There are EPs that demand attention through volume, immediacy, or spectacle; and then there are EPs like ‘of Children and Their Sorceries’, which achieve something far more unsettling by moving slowly, speaking softly, and leaving a lingering impact by its end.
The solo project of Chicago-based producer, composer, and technologist A.G. Syjuco, Black Leather Birds has always occupied a space beyond conventional genre boundaries. And while the artist may be known to many through his work with experimental rock outfit Jack of None, this project feels distinctly more like a private laboratory for sound, narrative, and atmosphere.
Across five carefully constructed pieces, ‘of Children and Their Sorceries’ explores the uneasy territory between anxiety, imagination, and existential uncertainty. Throughout, Syjuco blends spoken passages, poetic monologues, ceremonial repetition, and ambient sound design into something that feels closer to a collection of short psychological stories than a conventional EP.
From the opening moments of ‘Nothing Ever Grows Here’, we are drawn into a world where tension rarely erupts but constantly simmers beneath the surface. The production is remarkably restrained, allowing silence and space to become as important as the sounds themselves.
The centrepiece, ‘The Box’, stands as one of the release’s most compelling moments. Built around the deceptively simple premise of an unexplained package arriving at an ordinary suburban home, the track transforms an everyday occurrence into something deeply disquieting. Syjuco understands that uncertainty is often more powerful than revelation, allowing the mystery to expand in our imagination rather than resolving it neatly.

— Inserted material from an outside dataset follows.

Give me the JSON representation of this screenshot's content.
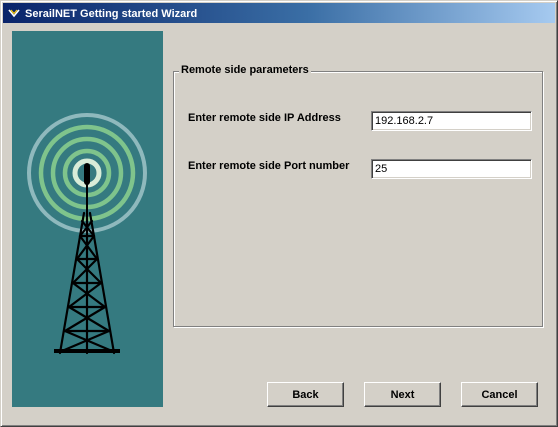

Elsewhere, ‘Monster’, ‘Almost’, and ‘Goodnight My Darling’ continue the EP’s fascination with psychological unease, each approaching it from slightly different angles. But what connects them is a literary sensibility rarely encountered in contemporary alternative music. The lyrics invite interpretation, rewarding close listening and repeated returns.
Musically, the EP occupies a fascinating space between experimental sound art and accessible composition. There are echoes of dark ambient music, avant-garde spoken word, cinematic soundtrack work, and post-industrial minimalism, yet the release never feels academic or inaccessible. It remains emotionally grounded, using atmosphere to explore recognisably human fears and uncertainties.
The result is a release that feels immersive, intelligent, and quietly haunting. Rather than offering escape from modern anxieties, Black Leather Birds examines them directly, transforming dread into something strangely beautiful. It’s an engrossing piece of work that confirms A.G. Syjuco’s talent for creating art that thrives in the spaces between music, literature, and dreamlike unease.